Art. 129 c.p.p. Obbligo della immediata declaratoria di determinate cause di non punibilità.

Ultimo aggiornamento: 25 marzo 2016

Giurisprudenza

Cassazione Civile SS.UU. Sentenza 20 set 2012, n. 15832

Anche nell'ambito del procedimento disciplinare a carico di magistrati è applicabile la disposizione di cui all'art. 129 cod. proc. pen., che impone di dichiarare l'estinzione del reato "in ogni stato e grado del processo" e di pronunciare sentenza di assoluzione o di non luogo a procedere con formula liberatoria nel merito quando ricorre una causa di estinzione del reato, ma dagli atti risulti evidente che il fatto non sussiste o che l'imputato non lo ha commesso o che il fatto non costituisce reato o non è previsto dalla legge come reato, atteso il rinvio contenuto negli artt. 16, comma 2, e 18, comma 4, del d.lgs. 23 febbraio 2006, n. 109, relativi l'uno alle indagini nel procedimento disciplinare ed al potere di archiviazione, l'altro alla discussione nel giudizio disciplinare. (Nella specie, la S.C. ha rigettato il ricorso avverso l'ordinanza di non luogo a procedere per estinzione dell'azione disciplinare a norma del'art. 15, comma 1 bis, del d.lgs. n. 109 del 2006 emessa dalla Sezione disciplinare del Consiglio Superiore della Magistratura, la quale aveva escluso emergesse in modo evidente dagli atti che il fatto non sussiste o che l'incolpato non lo ha commesso, osservando che la valutazione in termini di evidenza comporta la insussistenza di uno specifico ed articolato obbligo motivazionale).

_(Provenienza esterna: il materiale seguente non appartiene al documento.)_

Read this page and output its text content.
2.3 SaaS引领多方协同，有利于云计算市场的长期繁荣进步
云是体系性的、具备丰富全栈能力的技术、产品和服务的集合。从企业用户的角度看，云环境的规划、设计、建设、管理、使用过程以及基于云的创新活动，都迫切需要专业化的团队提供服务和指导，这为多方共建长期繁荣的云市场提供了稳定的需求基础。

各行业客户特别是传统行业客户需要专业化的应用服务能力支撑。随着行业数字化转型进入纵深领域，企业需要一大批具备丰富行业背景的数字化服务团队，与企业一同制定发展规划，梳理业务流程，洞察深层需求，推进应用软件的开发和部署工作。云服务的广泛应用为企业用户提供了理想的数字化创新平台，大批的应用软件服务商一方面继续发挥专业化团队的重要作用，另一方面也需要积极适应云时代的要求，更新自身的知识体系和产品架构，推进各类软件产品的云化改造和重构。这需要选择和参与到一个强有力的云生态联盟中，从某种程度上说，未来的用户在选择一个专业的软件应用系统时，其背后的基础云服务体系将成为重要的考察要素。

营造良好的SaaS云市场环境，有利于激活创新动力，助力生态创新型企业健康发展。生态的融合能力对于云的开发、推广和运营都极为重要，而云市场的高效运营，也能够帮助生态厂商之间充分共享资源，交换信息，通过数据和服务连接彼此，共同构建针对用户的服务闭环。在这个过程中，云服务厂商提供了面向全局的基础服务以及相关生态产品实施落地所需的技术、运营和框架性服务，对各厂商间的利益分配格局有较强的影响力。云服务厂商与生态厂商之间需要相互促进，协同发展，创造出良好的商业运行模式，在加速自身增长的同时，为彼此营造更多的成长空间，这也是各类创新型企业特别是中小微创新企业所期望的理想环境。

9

Cassazione Penale SS.UU. Sentenza 21 giu 2012, n. 35599

La parte civile è priva di interesse a proporre impugnazione avverso la sentenza di proscioglimento dell'imputato per improcedibilità dell'azione penale dovuta a difetto di querela, trattandosi di pronuncia penale meramente processuale priva di idoneità ad arrecare vantaggio al proponente ai fini dell'azione civilistica.

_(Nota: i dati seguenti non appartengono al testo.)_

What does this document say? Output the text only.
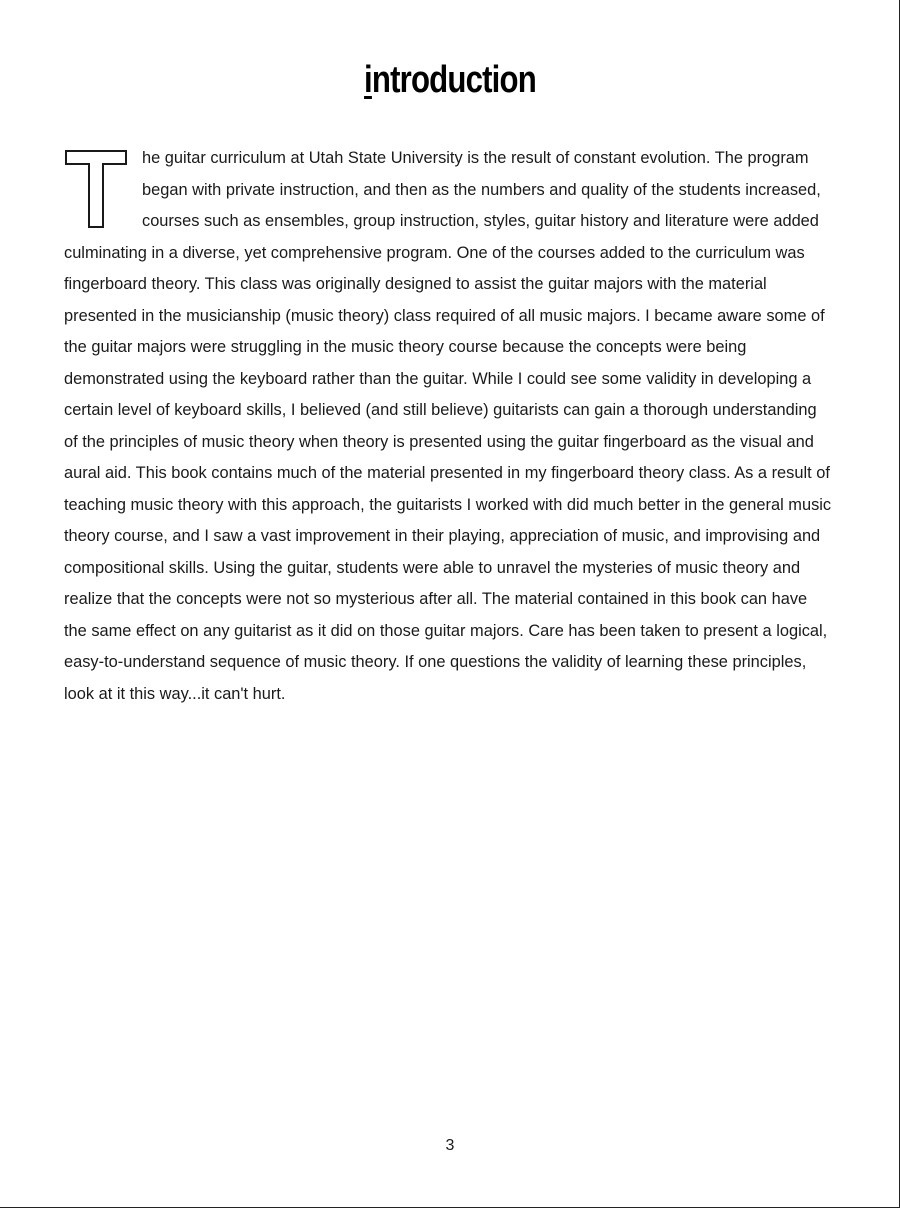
introduction
he guitar curriculum at Utah State University is the result of constant evolution. The program began with private instruction, and then as the numbers and quality of the students increased, courses such as ensembles, group instruction, styles, guitar history and literature were added culminating in a diverse, yet comprehensive program. One of the courses added to the curriculum was fingerboard theory. This class was originally designed to assist the guitar majors with the material presented in the musicianship (music theory) class required of all music majors. I became aware some of the guitar majors were struggling in the music theory course because the concepts were being demonstrated using the keyboard rather than the guitar. While I could see some validity in developing a certain level of keyboard skills, I believed (and still believe) guitarists can gain a thorough understanding of the principles of music theory when theory is presented using the guitar fingerboard as the visual and aural aid. This book contains much of the material presented in my fingerboard theory class. As a result of teaching music theory with this approach, the guitarists I worked with did much better in the general music theory course, and I saw a vast improvement in their playing, appreciation of music, and improvising and compositional skills. Using the guitar, students were able to unravel the mysteries of music theory and realize that the concepts were not so mysterious after all. The material contained in this book can have the same effect on any guitarist as it did on those guitar majors. Care has been taken to present a logical, easy-to-understand sequence of music theory. If one questions the validity of learning these principles, look at it this way...it can't hurt.
3
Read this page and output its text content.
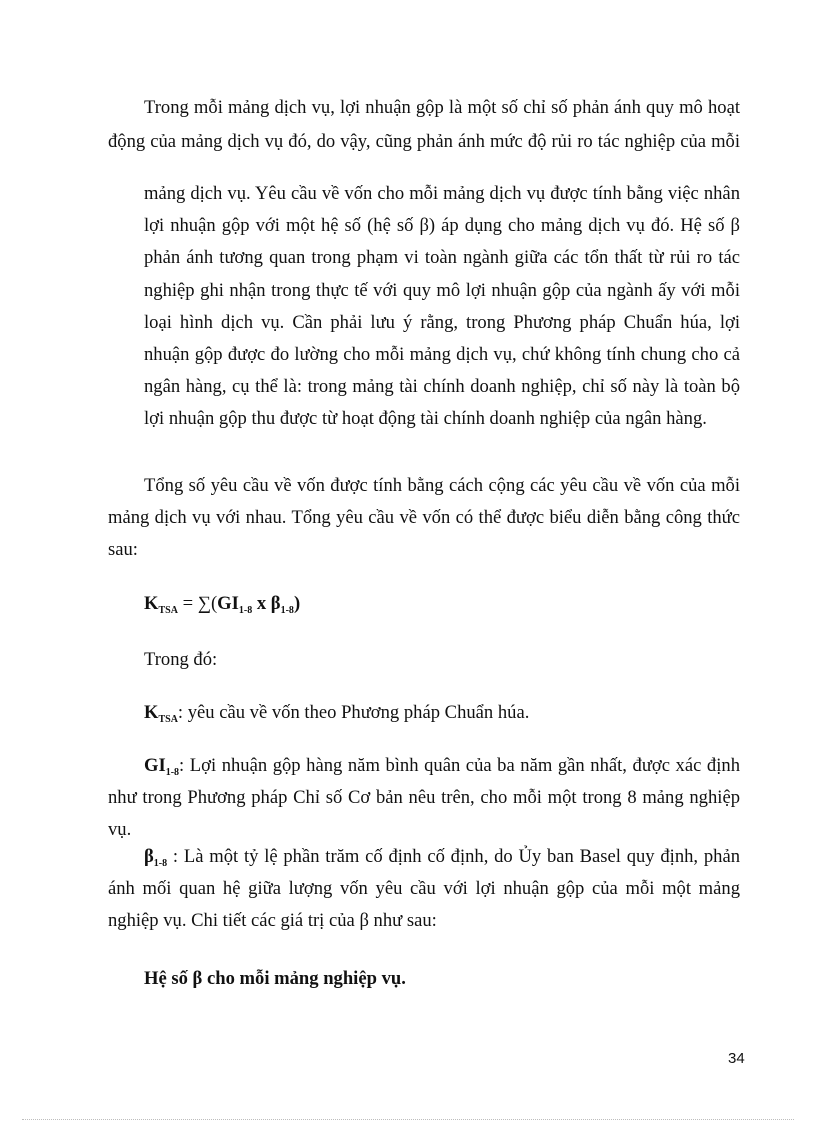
Trong mỗi mảng dịch vụ, lợi nhuận gộp là một số chỉ số phản ánh quy mô hoạt

động của mảng dịch vụ đó, do vậy, cũng phản ánh mức độ rủi ro tác nghiệp của mỗi

mảng dịch vụ. Yêu cầu về vốn cho mỗi mảng dịch vụ được tính bằng việc nhân lợi nhuận gộp với một hệ số (hệ số β) áp dụng cho mảng dịch vụ đó. Hệ số β phản ánh tương quan trong phạm vi toàn ngành giữa các tổn thất từ rủi ro tác nghiệp ghi nhận trong thực tế với quy mô lợi nhuận gộp của ngành ấy với mỗi loại hình dịch vụ. Cần phải lưu ý rằng, trong Phương pháp Chuẩn húa, lợi nhuận gộp được đo lường cho mỗi mảng dịch vụ, chứ không tính chung cho cả ngân hàng, cụ thể là: trong mảng tài chính doanh nghiệp, chỉ số này là toàn bộ lợi nhuận gộp thu được từ hoạt động tài chính doanh nghiệp của ngân hàng.

Tổng số yêu cầu về vốn được tính bằng cách cộng các yêu cầu về vốn của mỗi mảng dịch vụ với nhau. Tổng yêu cầu về vốn có thể được biểu diễn bằng công thức sau:

$K_{TSA} = \sum(GI_{1-8}$ x $\beta_{1-8}$)

Trong đó:

$K_{TSA}$: yêu cầu về vốn theo Phương pháp Chuẩn húa.

$GI_{1-8}$: Lợi nhuận gộp hàng năm bình quân của ba năm gần nhất, được xác định như trong Phương pháp Chỉ số Cơ bản nêu trên, cho mỗi một trong 8 mảng nghiệp vụ.

$\beta_{1-8}$ : Là một tỷ lệ phần trăm cố định cố định, do Ủy ban Basel quy định, phản ánh mối quan hệ giữa lượng vốn yêu cầu với lợi nhuận gộp của mỗi một mảng nghiệp vụ. Chi tiết các giá trị của β như sau:

Hệ số β cho mỗi mảng nghiệp vụ.

34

Cassazione Penale SS.UU. Sentenza 25 mar 2010, n. 21243

È affetta da abnormità genetica o strutturale la sentenza di proscioglimento emessa dal G.i.p. successivamente all'opposizione a decreto penale di condanna, poichè il giudice è vincolato in tale fase all'adozione degli atti di impulso previsti dall'art. 464 cod. proc. pen., e non può pronunciarsi nuovamente sullo stesso fatto-reato dopo l'emissione del decreto nè revocare quest'ultimo fuori dei casi tassativamente previsti.

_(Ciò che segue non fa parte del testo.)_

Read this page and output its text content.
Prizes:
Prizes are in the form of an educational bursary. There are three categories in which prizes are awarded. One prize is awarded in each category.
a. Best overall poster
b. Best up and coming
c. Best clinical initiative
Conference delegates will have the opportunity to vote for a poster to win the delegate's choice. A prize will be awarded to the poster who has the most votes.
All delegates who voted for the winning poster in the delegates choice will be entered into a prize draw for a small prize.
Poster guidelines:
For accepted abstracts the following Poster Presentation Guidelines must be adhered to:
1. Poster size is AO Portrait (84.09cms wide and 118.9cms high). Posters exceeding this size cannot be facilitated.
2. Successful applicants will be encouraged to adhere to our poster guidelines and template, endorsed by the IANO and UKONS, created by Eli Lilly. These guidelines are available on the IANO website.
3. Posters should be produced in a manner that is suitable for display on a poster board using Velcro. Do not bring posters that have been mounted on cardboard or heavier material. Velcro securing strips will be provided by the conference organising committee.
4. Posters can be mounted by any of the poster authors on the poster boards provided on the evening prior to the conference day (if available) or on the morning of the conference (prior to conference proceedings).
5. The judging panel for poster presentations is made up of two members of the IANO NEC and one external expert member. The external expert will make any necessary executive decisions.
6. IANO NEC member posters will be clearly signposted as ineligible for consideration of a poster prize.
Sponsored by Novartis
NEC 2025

Cassazione Penale SS.UU. Sentenza 28 mag 2009, n. 35490

In presenza di una causa di estinzione del reato il giudice è legittimato a pronunciare sentenza di assoluzione a norma dell'art. 129 comma secondo, cod. proc. pen. soltanto nei casi in cui le circostanze idonee ad escludere l'esistenza del fatto, la commissione del medesimo da parte dell'imputato e la sua rilevanza penale emergano dagli atti in modo assolutamente non contestabile, così che la valutazione che il giudice deve compiere al riguardo appartenga più al concetto di "constatazione", ossia di percezione "ictu oculi", che a quello di "apprezzamento" e sia quindi incompatibile con qualsiasi necessità di accertamento o di approfondimento.

Cassazione Penale SS.UU. Sentenza 29 mag 2008, n. 40049

L'accertamento dell'esistenza di una causa di giustificazione determina l'assoluzione dell'imputato con la formula "perché il fatto non costituisce reato", e non con quella "perché il fatto non sussiste". (La Corte ha altresì precisato che l'assoluzione con l'indicata formula si impone non solo nel caso in cui ci sia la prova positiva, ma anche in quello caratterizzato dall'insufficienza o dalla contraddittorietà della prova in ordine alla ricorrenza della causa di giustificazione).